= AIDS fatigue =

AIDS fatigue is a phenomenon wherein individuals or societies who had been concerned about the impact of HIV or AIDS become desensitized to having a strong emotional response to HIV issues after receiving continual messages about the danger over a long period of time.

==Causes==
Anthony Fauci, former director of the United States' National Institute of Allergy and Infectious Diseases at the National Institutes of Health (NIH), said that one of the causes of AIDS fatigue are huge successes in treatment which subsequently have made some people perceive the disease as less concerning.
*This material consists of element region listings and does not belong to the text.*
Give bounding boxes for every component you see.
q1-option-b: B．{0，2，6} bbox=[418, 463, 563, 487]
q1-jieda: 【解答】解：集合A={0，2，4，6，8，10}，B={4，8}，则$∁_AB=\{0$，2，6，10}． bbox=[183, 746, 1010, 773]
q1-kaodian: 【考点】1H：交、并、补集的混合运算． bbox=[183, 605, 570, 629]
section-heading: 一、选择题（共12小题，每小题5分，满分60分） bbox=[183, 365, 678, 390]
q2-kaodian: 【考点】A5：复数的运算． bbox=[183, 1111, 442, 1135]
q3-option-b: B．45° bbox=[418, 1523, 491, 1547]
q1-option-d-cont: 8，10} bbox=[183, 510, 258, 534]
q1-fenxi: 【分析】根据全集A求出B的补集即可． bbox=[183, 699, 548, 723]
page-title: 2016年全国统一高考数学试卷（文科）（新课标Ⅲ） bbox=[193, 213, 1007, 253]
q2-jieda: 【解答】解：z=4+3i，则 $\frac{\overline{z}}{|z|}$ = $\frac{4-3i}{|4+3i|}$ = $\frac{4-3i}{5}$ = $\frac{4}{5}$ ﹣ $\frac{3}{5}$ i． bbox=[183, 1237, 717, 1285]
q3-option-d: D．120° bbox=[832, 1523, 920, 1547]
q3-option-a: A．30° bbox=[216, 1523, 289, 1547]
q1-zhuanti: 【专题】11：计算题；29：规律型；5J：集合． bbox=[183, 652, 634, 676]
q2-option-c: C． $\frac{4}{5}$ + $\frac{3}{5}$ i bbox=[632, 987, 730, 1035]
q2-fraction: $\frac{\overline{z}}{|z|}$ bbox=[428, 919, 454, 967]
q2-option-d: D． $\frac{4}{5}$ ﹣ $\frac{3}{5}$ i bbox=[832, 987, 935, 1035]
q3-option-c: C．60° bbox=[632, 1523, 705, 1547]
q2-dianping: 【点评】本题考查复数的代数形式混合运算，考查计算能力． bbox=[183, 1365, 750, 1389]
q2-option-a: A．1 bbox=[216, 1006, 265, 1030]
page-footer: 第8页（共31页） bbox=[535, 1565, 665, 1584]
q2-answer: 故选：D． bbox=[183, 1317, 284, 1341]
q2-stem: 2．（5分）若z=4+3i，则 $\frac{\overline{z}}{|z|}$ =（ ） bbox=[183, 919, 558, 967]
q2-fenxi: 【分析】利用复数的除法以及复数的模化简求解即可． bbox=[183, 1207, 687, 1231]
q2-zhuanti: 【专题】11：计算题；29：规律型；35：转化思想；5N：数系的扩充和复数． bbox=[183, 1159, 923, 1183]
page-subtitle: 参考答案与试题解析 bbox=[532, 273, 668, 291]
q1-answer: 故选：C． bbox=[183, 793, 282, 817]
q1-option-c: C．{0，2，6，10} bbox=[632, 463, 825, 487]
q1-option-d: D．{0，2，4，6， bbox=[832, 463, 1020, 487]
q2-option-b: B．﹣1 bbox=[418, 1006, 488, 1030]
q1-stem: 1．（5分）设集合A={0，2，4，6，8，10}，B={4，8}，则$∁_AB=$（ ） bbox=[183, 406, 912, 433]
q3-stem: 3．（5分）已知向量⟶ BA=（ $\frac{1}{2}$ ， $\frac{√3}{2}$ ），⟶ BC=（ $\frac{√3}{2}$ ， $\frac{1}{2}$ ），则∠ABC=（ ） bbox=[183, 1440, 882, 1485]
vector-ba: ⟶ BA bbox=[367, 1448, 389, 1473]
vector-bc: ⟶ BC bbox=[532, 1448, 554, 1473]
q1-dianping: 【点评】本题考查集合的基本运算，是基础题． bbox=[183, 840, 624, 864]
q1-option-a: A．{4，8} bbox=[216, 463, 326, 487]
Fauci noted that whereas in the 1980s in the United States "we had 30-40 percent of the hospital wards in inner-city hospitals occupied by people with advanced HIV disease, now because of the success of the therapies — which is great news — we don't have that."

==Consequences==
Some of the consequences of AIDS fatigue include the following:

- the stigma of having HIV decreases
- individuals' fear of disclosing HIV status weakens
- media coverage becomes easier
- media interest and coverage frequency reduces
- less blame directed for infection
- sexuality and gender issues become easier to discuss
- less adherence to medicine regimens
- less care taken to engage in safer sex

==Examples==
HIV infection is increasing at a rate of 12% annually among 13–24-year-old American men who have sex with men. Experts attribute this to "AIDS fatigue" among younger people who have no memory of the worst phase of the epidemic in the 1980s and early 1990s, as well as "condom fatigue" among those who have grown tired of and disillusioned with the unrelenting safer sex message. The increase may also be because of new treatments.